Was my valuation correct? Yes. Then what was wrong?  My liquidity management. It was abysmal.

The question now is: What could I have done differently?

Drum rolls…

I could have created an “Emergency Fund”.

When looking at the financial statements of organisations with structure, you will notice a financial statement line item called “Cash and Cash Equivalents”. Cash and cash equivalents are the most liquid current assets found on a business’s balance sheet. Cash equivalents are short-term commitments “with temporarily idle cash and easily convertible into a known cash amount”. As a company, you would have operating expenses, salaries, expenses for Inventories (Inventory or stock refers to the goods and materials that a business holds for the goal of resale, production, or utilisation.) and capital expenditures (Capital expenditure or capital expense is the money an organization or corporate entity spends to buy, maintain, or improve its fixed assets, such as buildings, vehicles, equipment, or land.)

It is important that you see yourself as a company with a structure from earning money, to saving it, to budgeting for expenses and then investing. There should be room for liquidity first. The first step of creating an emergency fund is to try to estimate what your monthly expenses are. Your yearly rent should be factored too, divided into 12 and added to that estimated monthly expense, if you want to go overboard, you can assume you would be leaving the current place you stay in and add expenses for an agent fee or other house expenses associated with getting a new place. Divide this by twelve too and add it to the initially estimated expense.

Now you have a monthly expense amount. The next step is to determine if you want to save for 6 months, 1 year or 2 years. I think the sweetest spot to save for is 1 year because then you would have saved for a full year’s rent, nothing more reassuring than that. The next step is to start the actual saving. This is more psychological than your skills in finance itself. You can start small and continue adjusting till you get the hang of it. I have found that the best place to put an emergency fund is a Money Market Fund.

Money Market Fund is an open-ended mutual fund that invests in a diverse portfolio of short-term, high-quality money market instruments such as Treasury Bills, Commercial Papers, Banker’s Acceptances, and Certificates of Deposit issued by rated Nigerian banks. I am picking a money market fund because it is the most liquid way to start small and start earning interest on the amount you have started saving. This would have been more difficult if you were trying to invest directly in Treasury bills or fixed deposits. The open-ended nature of a money market fund is one of its most wonderful features. Followed by the Fund manager’s obligation to maintain the price (no volatility, your money will always be your money plus the interest you earn on it).

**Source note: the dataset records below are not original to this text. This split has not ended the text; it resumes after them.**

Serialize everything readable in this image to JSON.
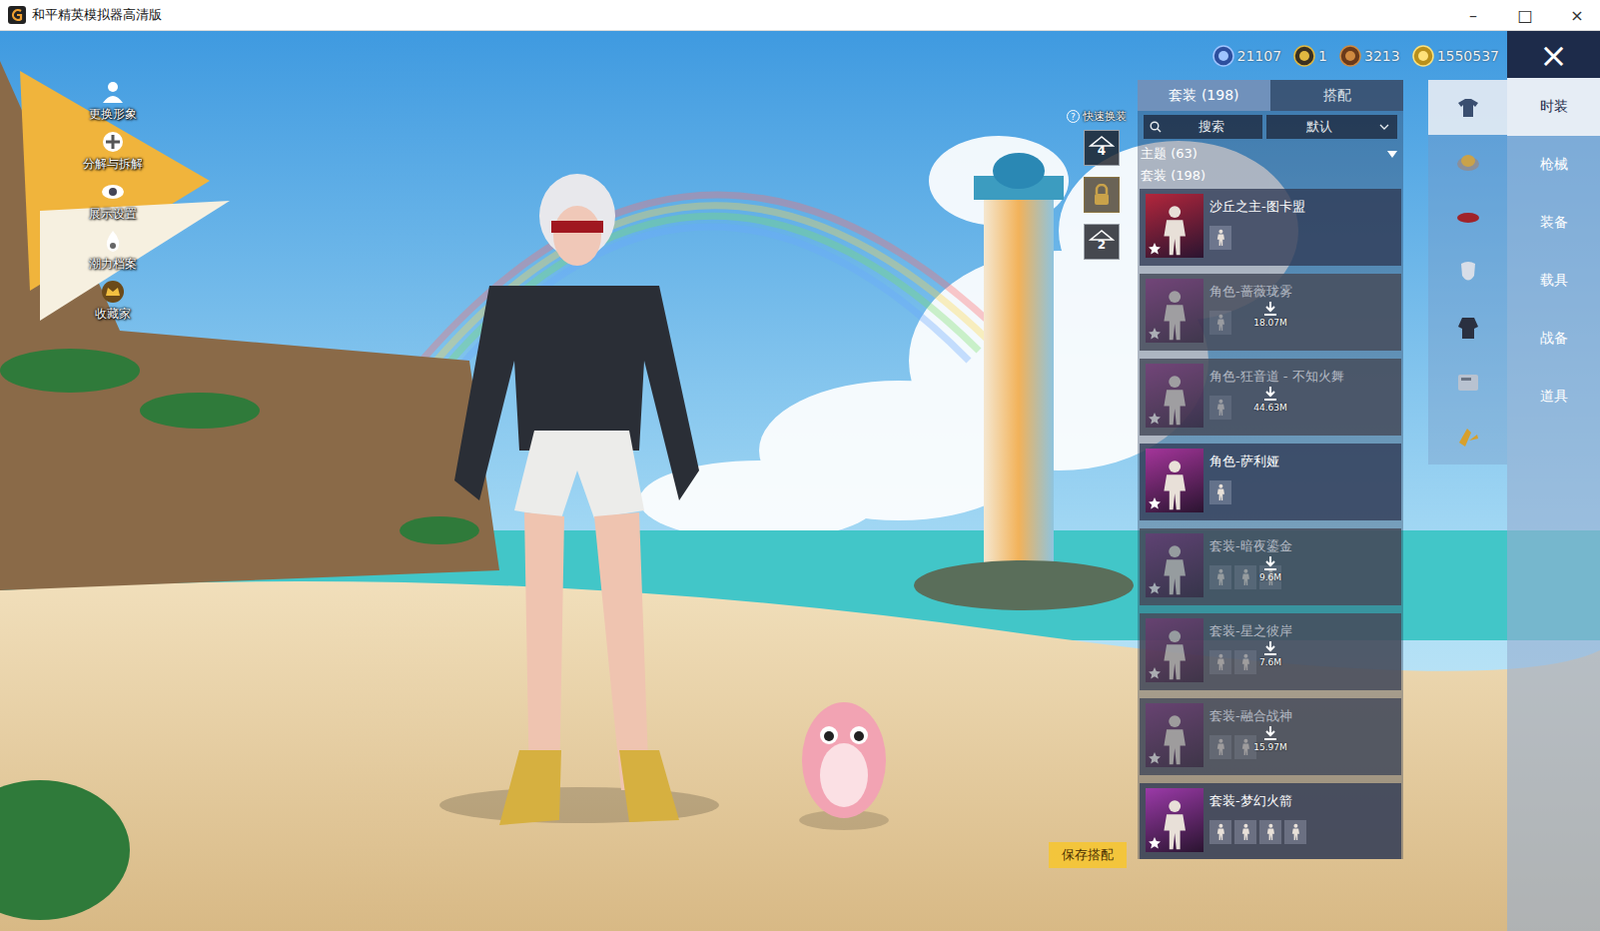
{
  "window": {
    "title": "和平精英模拟器高清版",
    "controls": [
      "–",
      "□",
      "×"
    ]
  },
  "leftMenu": [
    {
      "label": "更换形象",
      "kind": "avatar"
    },
    {
      "label": "分解与拆解",
      "kind": "decompose"
    },
    {
      "label": "展示设置",
      "kind": "display"
    },
    {
      "label": "潮力档案",
      "kind": "profile"
    },
    {
      "label": "收藏家",
      "kind": "collector"
    }
  ],
  "currencies": [
    {
      "value": "21107",
      "kind": "diamond"
    },
    {
      "value": "1",
      "kind": "token"
    },
    {
      "value": "3213",
      "kind": "badge"
    },
    {
      "value": "1550537",
      "kind": "coin"
    }
  ],
  "quickChange": {
    "label": "快速换装",
    "help": "?",
    "slots": [
      {
        "kind": "preset",
        "label": "4"
      },
      {
        "kind": "locked"
      },
      {
        "kind": "preset",
        "label": "2"
      }
    ]
  },
  "saveButton": "保存搭配",
  "tabs": [
    {
      "label": "套装 (198)",
      "selected": true
    },
    {
      "label": "搭配",
      "selected": false
    }
  ],
  "search": {
    "placeholder": "搜索"
  },
  "sort": {
    "value": "默认"
  },
  "filters": [
    {
      "label": "主题 (63)",
      "expandable": true
    },
    {
      "label": "套装 (198)",
      "expandable": false
    }
  ],
  "outfits": [
    {
      "name": "沙丘之主-图卡盟",
      "downloaded": true,
      "parts": 1,
      "color": "#b3263c"
    },
    {
      "name": "角色-蔷薇珑雾",
      "downloaded": false,
      "size": "18.07M",
      "parts": 1,
      "color": "#8e2f86"
    },
    {
      "name": "角色-狂音道 - 不知火舞",
      "downloaded": false,
      "size": "44.63M",
      "parts": 1,
      "color": "#8e2f86"
    },
    {
      "name": "角色-萨利娅",
      "downloaded": true,
      "parts": 1,
      "color": "#a4359a"
    },
    {
      "name": "套装-暗夜鎏金",
      "downloaded": false,
      "size": "9.6M",
      "parts": 3,
      "color": "#7a2f80"
    },
    {
      "name": "套装-星之彼岸",
      "downloaded": false,
      "size": "7.6M",
      "parts": 2,
      "color": "#8a2f7c"
    },
    {
      "name": "套装-融合战神",
      "downloaded": false,
      "size": "15.97M",
      "parts": 2,
      "color": "#7a2f80"
    },
    {
      "name": "套装-梦幻火箭",
      "downloaded": true,
      "parts": 4,
      "color": "#9b3aa8"
    }
  ],
  "categoryIcons": [
    {
      "kind": "outfit",
      "selected": true
    },
    {
      "kind": "headwear",
      "selected": false
    },
    {
      "kind": "face",
      "selected": false
    },
    {
      "kind": "mask",
      "selected": false
    },
    {
      "kind": "clothes",
      "selected": false
    },
    {
      "kind": "card",
      "selected": false
    },
    {
      "kind": "accessory",
      "selected": false
    }
  ],
  "categories": [
    {
      "label": "时装",
      "selected": true
    },
    {
      "label": "枪械",
      "selected": false
    },
    {
      "label": "装备",
      "selected": false
    },
    {
      "label": "载具",
      "selected": false
    },
    {
      "label": "战备",
      "selected": false
    },
    {
      "label": "道具",
      "selected": false
    }
  ],
  "close": "×"
}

It is important to have a sense of urgency while saving for your emergency fund. No matter how tempted you are, try not to put money into any long-term investments, till you have achieved your number. It is particularly important you don’t allow things like devaluation or inflation to make you make rash decisions to put your supposed emergency fund in something illiquid. Never act out of fear or excitement. Saving for an emergency fund must be as “boring” as possible.

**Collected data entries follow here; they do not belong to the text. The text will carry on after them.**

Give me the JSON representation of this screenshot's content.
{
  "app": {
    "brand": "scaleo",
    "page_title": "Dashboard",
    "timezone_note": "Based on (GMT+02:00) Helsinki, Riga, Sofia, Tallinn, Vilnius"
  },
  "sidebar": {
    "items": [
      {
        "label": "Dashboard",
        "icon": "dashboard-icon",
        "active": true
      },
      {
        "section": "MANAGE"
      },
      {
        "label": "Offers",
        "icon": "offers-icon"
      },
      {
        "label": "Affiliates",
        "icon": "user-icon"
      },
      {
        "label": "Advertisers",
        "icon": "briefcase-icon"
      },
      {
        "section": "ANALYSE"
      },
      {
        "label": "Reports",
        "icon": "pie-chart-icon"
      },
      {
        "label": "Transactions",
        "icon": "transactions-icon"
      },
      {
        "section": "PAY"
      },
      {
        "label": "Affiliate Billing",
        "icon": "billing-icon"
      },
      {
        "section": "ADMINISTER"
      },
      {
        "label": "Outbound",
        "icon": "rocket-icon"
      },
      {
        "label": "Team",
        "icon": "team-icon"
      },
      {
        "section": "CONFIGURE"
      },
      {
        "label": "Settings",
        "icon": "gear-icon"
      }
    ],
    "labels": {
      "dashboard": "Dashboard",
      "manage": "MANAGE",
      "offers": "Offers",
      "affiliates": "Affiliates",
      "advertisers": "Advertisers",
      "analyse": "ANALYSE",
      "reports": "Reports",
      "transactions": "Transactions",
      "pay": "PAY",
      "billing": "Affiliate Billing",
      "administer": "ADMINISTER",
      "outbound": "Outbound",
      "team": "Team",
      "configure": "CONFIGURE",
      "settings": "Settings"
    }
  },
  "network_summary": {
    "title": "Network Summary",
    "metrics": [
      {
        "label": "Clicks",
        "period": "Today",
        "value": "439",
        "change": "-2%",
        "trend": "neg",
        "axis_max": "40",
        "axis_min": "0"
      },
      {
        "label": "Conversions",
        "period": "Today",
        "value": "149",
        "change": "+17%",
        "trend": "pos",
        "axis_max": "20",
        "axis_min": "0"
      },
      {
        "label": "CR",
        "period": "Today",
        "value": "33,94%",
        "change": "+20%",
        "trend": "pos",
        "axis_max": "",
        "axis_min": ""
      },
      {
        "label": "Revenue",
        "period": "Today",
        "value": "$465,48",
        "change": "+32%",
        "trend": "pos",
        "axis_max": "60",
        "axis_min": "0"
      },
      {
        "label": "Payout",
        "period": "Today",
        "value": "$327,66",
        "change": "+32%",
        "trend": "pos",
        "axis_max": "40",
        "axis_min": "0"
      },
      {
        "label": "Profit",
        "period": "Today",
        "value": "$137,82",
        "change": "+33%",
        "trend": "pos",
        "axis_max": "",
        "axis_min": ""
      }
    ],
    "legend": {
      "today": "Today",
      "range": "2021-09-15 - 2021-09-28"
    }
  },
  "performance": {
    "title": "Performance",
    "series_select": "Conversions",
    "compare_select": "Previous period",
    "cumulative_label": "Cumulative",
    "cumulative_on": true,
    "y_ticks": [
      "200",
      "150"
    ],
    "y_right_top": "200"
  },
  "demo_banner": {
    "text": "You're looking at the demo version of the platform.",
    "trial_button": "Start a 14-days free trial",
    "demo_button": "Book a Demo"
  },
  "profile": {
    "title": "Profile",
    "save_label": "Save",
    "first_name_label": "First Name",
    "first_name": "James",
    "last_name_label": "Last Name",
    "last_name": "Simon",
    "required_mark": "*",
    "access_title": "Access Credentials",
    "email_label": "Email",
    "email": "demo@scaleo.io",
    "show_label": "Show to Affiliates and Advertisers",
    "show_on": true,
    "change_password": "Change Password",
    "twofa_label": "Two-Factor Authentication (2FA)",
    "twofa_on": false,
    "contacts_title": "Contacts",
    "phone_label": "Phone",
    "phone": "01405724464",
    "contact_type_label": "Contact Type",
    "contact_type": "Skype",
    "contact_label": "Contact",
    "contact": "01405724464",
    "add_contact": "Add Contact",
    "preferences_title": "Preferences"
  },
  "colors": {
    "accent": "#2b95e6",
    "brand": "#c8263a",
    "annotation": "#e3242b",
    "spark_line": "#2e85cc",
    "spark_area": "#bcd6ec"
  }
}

Authors: Adebowale Atere & Solomon Ogene

8 Comments

  • Victor Ekere

    Great piece, guys.

    A question though: how do I gain comfort over the ability of the fund manager to fulfill his obligation of keeping the price relatively stable?

    • Adebowale Atere

      Hello Victor, very interesting question. The Money market fund like any other mutual fund is regulated. So it’s basically in the fund manager’s interests to fulfill his or her obligations to investors in the fund by complying to the agreed rules by which the fund is supposed to operate.

  • Freshest

    As rudimentary as necessary for starters. I’m looking forward to the next lesson that’d include the interest rates and recommended platforms for the emergency fund and for various forms of investment.

  • AHMED SHEHU BABA

    Very interesting and enlightening piece. Well-done Adebowale and Solomon. Looking forward to reading next episode.